任先(にんせん)
官軍の武将で梁山泊討伐に参加する将校。職務に忠実な正規軍人として、与えられた任務を遂行する実力者。
第4巻「道蛇の章」
第6章 天速の星
李富の部下として、江州の黄文炳から送られた使者に応対し、情況を報告する。宋江捕縛に際して梁山泊軍が介入してくる可能性を考慮し、禁軍などの援軍を動かすという李富の言質を得る。目的を達した証しとして李富から書きつけを受け取り、急ぎ江州へと引き返していく。
第6巻「烈火の章」
第2章 地文の星
李富の部下として青蓮寺で働き、楊志暗殺後の情勢分析や双頭山への対策に従事する。
第3章 地狗の星
李富から、呉用暗殺のために馬桂を鄆城へ送り込む任務を具体的に託される。旅芸人の一座に付かず離れずの立場で同行し、現地での諜報活動や工作の支援にあたる役割を担う。
第9巻「嵐翠の章」
第1章 天空の星
青蓮寺の李富の部下をまとめる実務担当者として言及され、滄州へ隠密調査に向かう沈機の仕事を引き継ぐよう命じられる。

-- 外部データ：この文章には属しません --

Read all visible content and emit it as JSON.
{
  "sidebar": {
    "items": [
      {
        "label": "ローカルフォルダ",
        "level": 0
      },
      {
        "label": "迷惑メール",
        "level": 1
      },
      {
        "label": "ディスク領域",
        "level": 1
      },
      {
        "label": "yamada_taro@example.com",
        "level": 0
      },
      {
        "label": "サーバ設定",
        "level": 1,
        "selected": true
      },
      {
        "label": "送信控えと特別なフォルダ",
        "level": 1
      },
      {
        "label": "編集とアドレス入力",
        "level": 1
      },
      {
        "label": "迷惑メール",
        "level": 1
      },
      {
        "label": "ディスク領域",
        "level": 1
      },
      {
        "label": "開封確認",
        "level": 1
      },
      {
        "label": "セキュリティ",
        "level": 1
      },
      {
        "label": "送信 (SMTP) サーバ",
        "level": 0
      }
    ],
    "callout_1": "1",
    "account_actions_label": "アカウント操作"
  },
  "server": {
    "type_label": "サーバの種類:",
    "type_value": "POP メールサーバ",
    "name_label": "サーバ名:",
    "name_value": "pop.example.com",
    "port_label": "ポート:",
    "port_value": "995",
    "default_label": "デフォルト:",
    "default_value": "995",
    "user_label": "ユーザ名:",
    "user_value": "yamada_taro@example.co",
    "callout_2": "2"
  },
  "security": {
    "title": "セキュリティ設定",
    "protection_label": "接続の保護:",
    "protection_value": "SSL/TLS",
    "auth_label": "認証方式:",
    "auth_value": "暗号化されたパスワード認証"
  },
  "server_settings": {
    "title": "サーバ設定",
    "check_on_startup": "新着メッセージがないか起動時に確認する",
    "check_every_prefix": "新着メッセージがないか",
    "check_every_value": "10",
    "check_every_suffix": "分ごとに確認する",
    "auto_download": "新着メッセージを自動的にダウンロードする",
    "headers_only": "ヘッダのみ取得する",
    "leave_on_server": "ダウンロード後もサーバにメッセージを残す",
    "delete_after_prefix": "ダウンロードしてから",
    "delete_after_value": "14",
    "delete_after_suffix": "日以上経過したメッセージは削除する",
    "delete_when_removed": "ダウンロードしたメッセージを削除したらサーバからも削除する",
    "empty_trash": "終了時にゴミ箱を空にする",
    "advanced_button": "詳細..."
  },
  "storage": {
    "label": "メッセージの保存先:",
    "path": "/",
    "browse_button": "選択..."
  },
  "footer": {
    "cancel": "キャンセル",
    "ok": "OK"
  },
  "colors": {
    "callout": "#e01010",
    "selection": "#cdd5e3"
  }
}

組織が拡大する中で、李富から事務的な処理能力や部下の統率力を高く信頼されている様子が伺える。直接的な戦闘には加わらないものの、青蓮寺の謀略を背後で支える中枢の一員として描かれている。
第12巻「天地の章」
第1章 地健の星
李富の有能な部下として、数年間にわたる北部の物流資料を分析し、柴進らによる闇塩の隠蔽工作を報告した。仕事に没頭しすぎて心身を削る李富を本気で心配し、聞煥章のように休息をとるよう進言する、情に厚い一面を見せた。